Alarm Phone, a network of activists that helps migrants in trouble to call for help, said Greek authorities “had been alerted many hours before the vessel capsized and had been informed by different sources that this was a boat in distress”.

“European authorities could have sent out adequate rescue resources without delay. They failed to do so because their desire to prevent arrivals was stronger than the need to rescue hundreds of lives,” the group said.

Paramedics in Kalamata put one of the migrants in an ambulance
Paramedics in Kalamata put one of the migrants in an ambulance © Yannis Kolesidis/EPA-EFE/Shutterstock

Nikos Spanos, a retired naval officer from the coast guard, told national broadcaster ERT that Greece should have intervened.

“We don’t ask the crew in a boat that is in danger if they need help. They needed help [ . . . ] and we needed to do the right thing,” Spanos said.

Greek officials said offers of assistance were repeatedly rejected by those on board. “They categorically refused any help,” said Nikos Alexiou, a coast guard spokesman. He said a forced intervention of a vessel full of people could have led to its sinking.

The country’s minister for civil protection, Evangelos Tournas, said the vessel had been in international waters and Greece was unable to intervene when the crew refused help.

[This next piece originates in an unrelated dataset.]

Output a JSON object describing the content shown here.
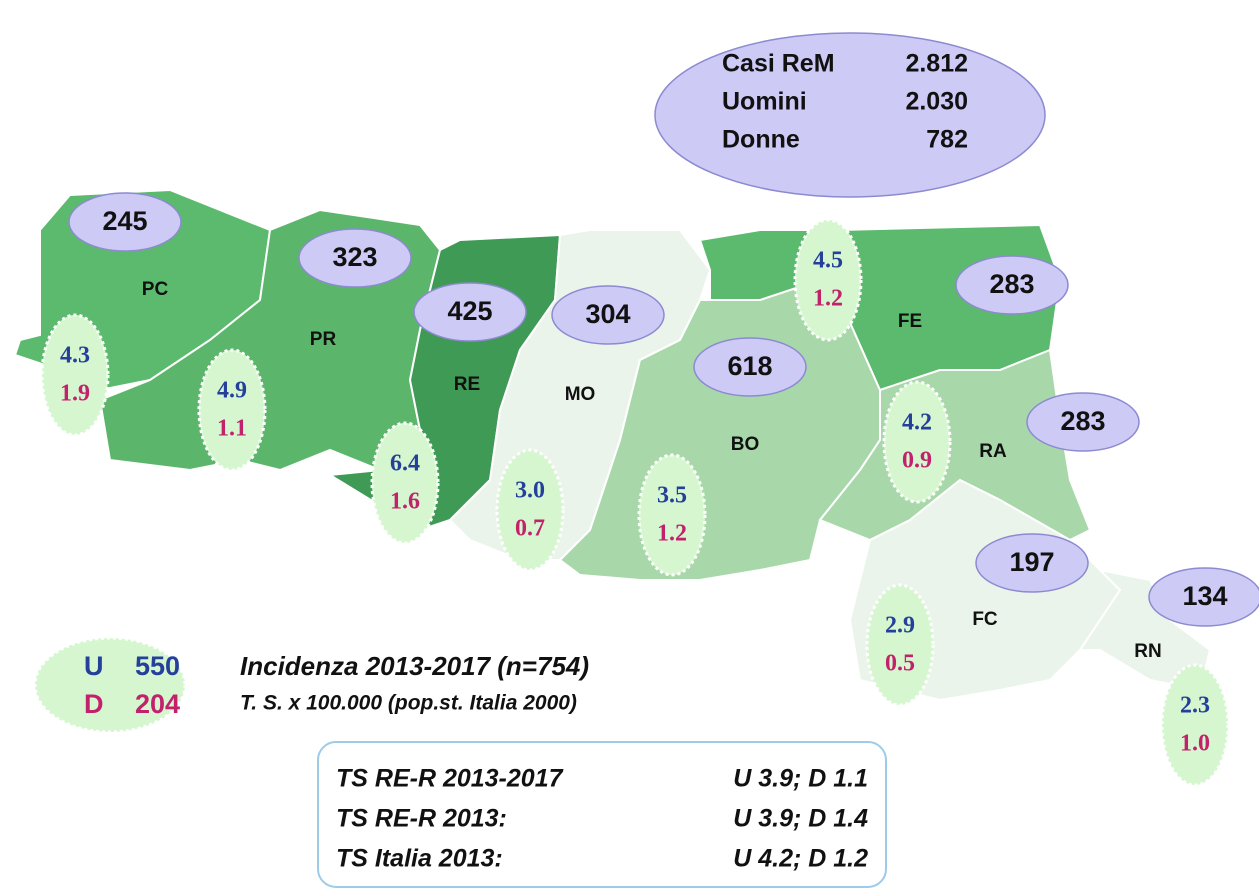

Alarm Phone and the coast guard both released their accounts of contact with the vessel ahead of the disaster, with the NGO’s account suggesting people on board the ship were making distress calls several hours before it sank.

The Greek coast guard said it was informed of the boat’s presence by Italian authorities on Tuesday morning. An aircraft from Frontex, the European border and coast guard agency, had detected the boat shortly before 10am local time.

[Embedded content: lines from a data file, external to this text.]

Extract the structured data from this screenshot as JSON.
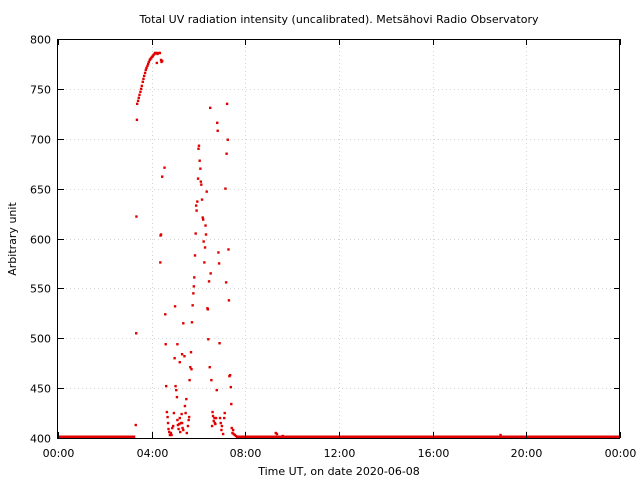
{
  "chart_data": {
    "type": "scatter",
    "title": "Total UV radiation intensity (uncalibrated). Metsähovi Radio Observatory",
    "xlabel": "Time UT, on date 2020-06-08",
    "ylabel": "Arbitrary unit",
    "x_unit": "hours UT",
    "xlim": [
      0,
      24
    ],
    "ylim": [
      400,
      800
    ],
    "x_ticks": [
      {
        "value": 0,
        "label": "00:00"
      },
      {
        "value": 4,
        "label": "04:00"
      },
      {
        "value": 8,
        "label": "08:00"
      },
      {
        "value": 12,
        "label": "12:00"
      },
      {
        "value": 16,
        "label": "16:00"
      },
      {
        "value": 20,
        "label": "20:00"
      },
      {
        "value": 24,
        "label": "00:00"
      }
    ],
    "y_ticks": [
      {
        "value": 400,
        "label": "400"
      },
      {
        "value": 450,
        "label": "450"
      },
      {
        "value": 500,
        "label": "500"
      },
      {
        "value": 550,
        "label": "550"
      },
      {
        "value": 600,
        "label": "600"
      },
      {
        "value": 650,
        "label": "650"
      },
      {
        "value": 700,
        "label": "700"
      },
      {
        "value": 750,
        "label": "750"
      },
      {
        "value": 800,
        "label": "800"
      }
    ],
    "grid": true,
    "marker_color": "#e00000",
    "baseline_value": 401,
    "baseline_ranges": [
      [
        0,
        3.3
      ],
      [
        7.6,
        24
      ]
    ],
    "series": [
      {
        "points": [
          [
            3.32,
            413
          ],
          [
            3.34,
            505
          ],
          [
            3.35,
            622
          ],
          [
            3.37,
            719
          ],
          [
            3.38,
            735
          ],
          [
            3.42,
            738
          ],
          [
            3.45,
            741
          ],
          [
            3.48,
            744
          ],
          [
            3.52,
            747
          ],
          [
            3.55,
            750
          ],
          [
            3.58,
            753
          ],
          [
            3.62,
            757
          ],
          [
            3.65,
            760
          ],
          [
            3.68,
            763
          ],
          [
            3.72,
            766
          ],
          [
            3.75,
            769
          ],
          [
            3.78,
            771
          ],
          [
            3.82,
            773
          ],
          [
            3.85,
            775
          ],
          [
            3.88,
            777
          ],
          [
            3.92,
            779
          ],
          [
            3.95,
            780
          ],
          [
            3.98,
            781
          ],
          [
            4.02,
            782
          ],
          [
            4.05,
            783
          ],
          [
            4.08,
            784
          ],
          [
            4.12,
            785
          ],
          [
            4.15,
            786
          ],
          [
            4.2,
            786
          ],
          [
            4.25,
            785
          ],
          [
            4.3,
            786
          ],
          [
            4.35,
            786
          ],
          [
            4.22,
            776
          ],
          [
            4.4,
            779
          ],
          [
            4.42,
            777
          ],
          [
            4.45,
            778
          ],
          [
            4.38,
            603
          ],
          [
            4.4,
            604
          ],
          [
            4.37,
            576
          ],
          [
            4.45,
            662
          ],
          [
            4.55,
            671
          ],
          [
            4.58,
            524
          ],
          [
            4.6,
            494
          ],
          [
            4.62,
            452
          ],
          [
            4.65,
            426
          ],
          [
            4.68,
            421
          ],
          [
            4.7,
            415
          ],
          [
            4.72,
            409
          ],
          [
            4.75,
            406
          ],
          [
            4.78,
            403
          ],
          [
            4.82,
            405
          ],
          [
            4.85,
            403
          ],
          [
            4.88,
            410
          ],
          [
            4.92,
            412
          ],
          [
            4.95,
            425
          ],
          [
            4.98,
            480
          ],
          [
            5.0,
            532
          ],
          [
            5.02,
            452
          ],
          [
            5.05,
            448
          ],
          [
            5.08,
            441
          ],
          [
            5.1,
            418
          ],
          [
            5.12,
            413
          ],
          [
            5.15,
            409
          ],
          [
            5.18,
            414
          ],
          [
            5.2,
            420
          ],
          [
            5.22,
            406
          ],
          [
            5.25,
            415
          ],
          [
            5.28,
            424
          ],
          [
            5.3,
            415
          ],
          [
            5.32,
            410
          ],
          [
            5.35,
            408
          ],
          [
            5.1,
            494
          ],
          [
            5.2,
            476
          ],
          [
            5.3,
            484
          ],
          [
            5.35,
            515
          ],
          [
            5.4,
            482
          ],
          [
            5.42,
            432
          ],
          [
            5.45,
            425
          ],
          [
            5.48,
            439
          ],
          [
            5.5,
            405
          ],
          [
            5.55,
            412
          ],
          [
            5.58,
            418
          ],
          [
            5.6,
            421
          ],
          [
            5.62,
            458
          ],
          [
            5.65,
            471
          ],
          [
            5.68,
            486
          ],
          [
            5.7,
            469
          ],
          [
            5.72,
            516
          ],
          [
            5.75,
            533
          ],
          [
            5.78,
            545
          ],
          [
            5.8,
            552
          ],
          [
            5.82,
            561
          ],
          [
            5.85,
            583
          ],
          [
            5.88,
            605
          ],
          [
            5.9,
            633
          ],
          [
            5.92,
            628
          ],
          [
            5.95,
            637
          ],
          [
            5.98,
            660
          ],
          [
            6.0,
            690
          ],
          [
            6.02,
            693
          ],
          [
            6.05,
            678
          ],
          [
            6.08,
            670
          ],
          [
            6.1,
            657
          ],
          [
            6.12,
            654
          ],
          [
            6.15,
            639
          ],
          [
            6.18,
            621
          ],
          [
            6.2,
            619
          ],
          [
            6.22,
            597
          ],
          [
            6.25,
            576
          ],
          [
            6.28,
            591
          ],
          [
            6.3,
            613
          ],
          [
            6.32,
            604
          ],
          [
            6.35,
            647
          ],
          [
            6.38,
            530
          ],
          [
            6.4,
            529
          ],
          [
            6.42,
            499
          ],
          [
            6.45,
            557
          ],
          [
            6.48,
            471
          ],
          [
            6.5,
            731
          ],
          [
            6.52,
            565
          ],
          [
            6.55,
            458
          ],
          [
            6.58,
            412
          ],
          [
            6.6,
            426
          ],
          [
            6.62,
            422
          ],
          [
            6.65,
            417
          ],
          [
            6.68,
            420
          ],
          [
            6.7,
            415
          ],
          [
            6.72,
            414
          ],
          [
            6.75,
            420
          ],
          [
            6.78,
            448
          ],
          [
            6.8,
            716
          ],
          [
            6.82,
            708
          ],
          [
            6.85,
            586
          ],
          [
            6.88,
            575
          ],
          [
            6.9,
            495
          ],
          [
            6.92,
            420
          ],
          [
            6.95,
            415
          ],
          [
            6.98,
            408
          ],
          [
            7.0,
            412
          ],
          [
            7.05,
            404
          ],
          [
            7.1,
            420
          ],
          [
            7.12,
            425
          ],
          [
            7.15,
            650
          ],
          [
            7.18,
            556
          ],
          [
            7.2,
            685
          ],
          [
            7.22,
            735
          ],
          [
            7.25,
            699
          ],
          [
            7.28,
            589
          ],
          [
            7.3,
            538
          ],
          [
            7.32,
            462
          ],
          [
            7.35,
            463
          ],
          [
            7.38,
            451
          ],
          [
            7.4,
            434
          ],
          [
            7.42,
            410
          ],
          [
            7.45,
            405
          ],
          [
            7.48,
            408
          ],
          [
            7.5,
            404
          ],
          [
            7.55,
            403
          ],
          [
            7.6,
            402
          ],
          [
            9.3,
            405
          ],
          [
            9.35,
            404
          ],
          [
            9.6,
            402
          ],
          [
            18.9,
            403
          ]
        ]
      }
    ]
  }
}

On Tuesday afternoon, the Greek coast guard contacted someone on the boat who said those on board needed food and water but wanted to continue their journey to Italy.

However, Alarm Phone said it was contacted by people on the vessel seeking help shortly after 3pm that day. They said they “cannot survive the night”, Alarm Phone said.

At 5.20pm, Alarm Phone contacted the fishing vessel, where people on board said that “the captain [had] left on a small boat”. The Greek coast guard ordered two container ships near the vessel to approach it. At 6pm one of them provided food and water to the boat.

At 10.40 on Tuesday evening, a Greek coast guard vessel approached the fishing boat and reported it was travelling at a stable speed and direction.

But at 1.40am on Wednesday, the coast guard vessel reported that the migrant boat had stopped moving, and at 2.04, the fishing vessel banked steeply to the left and then the right, resulting in its overturning.

The coast guard also dismissed media reports citing survivors who said a rope attached to the vessel by the coast guard had contributed to its sinking. It said the rope had been quickly untied by passengers.

A vast search-and-rescue operation recovered 78 bodies and 104 survivors, but more than 72 hours after the accident, hopes were fading for any more victims to be found alive.

Estimates of the number on board have varied from 400 to 700 people, with survivors estimating that more than 100 children and women were in the ship’s hold, making the accident one of the deadliest in the Mediterranean.

The rescued passengers, all males including eight minors, were from Afghanistan, Egypt, Pakistan, the Palestinian territories and Syria, the coastguard said.

Greek authorities arrested nine suspects, all Egyptian men, on Thursday on suspicion of people smuggling and organising the deadly voyage. The ship began its journey in Egypt and stopped in Tobruk, Libya, where it picked up the migrants heading to Italy.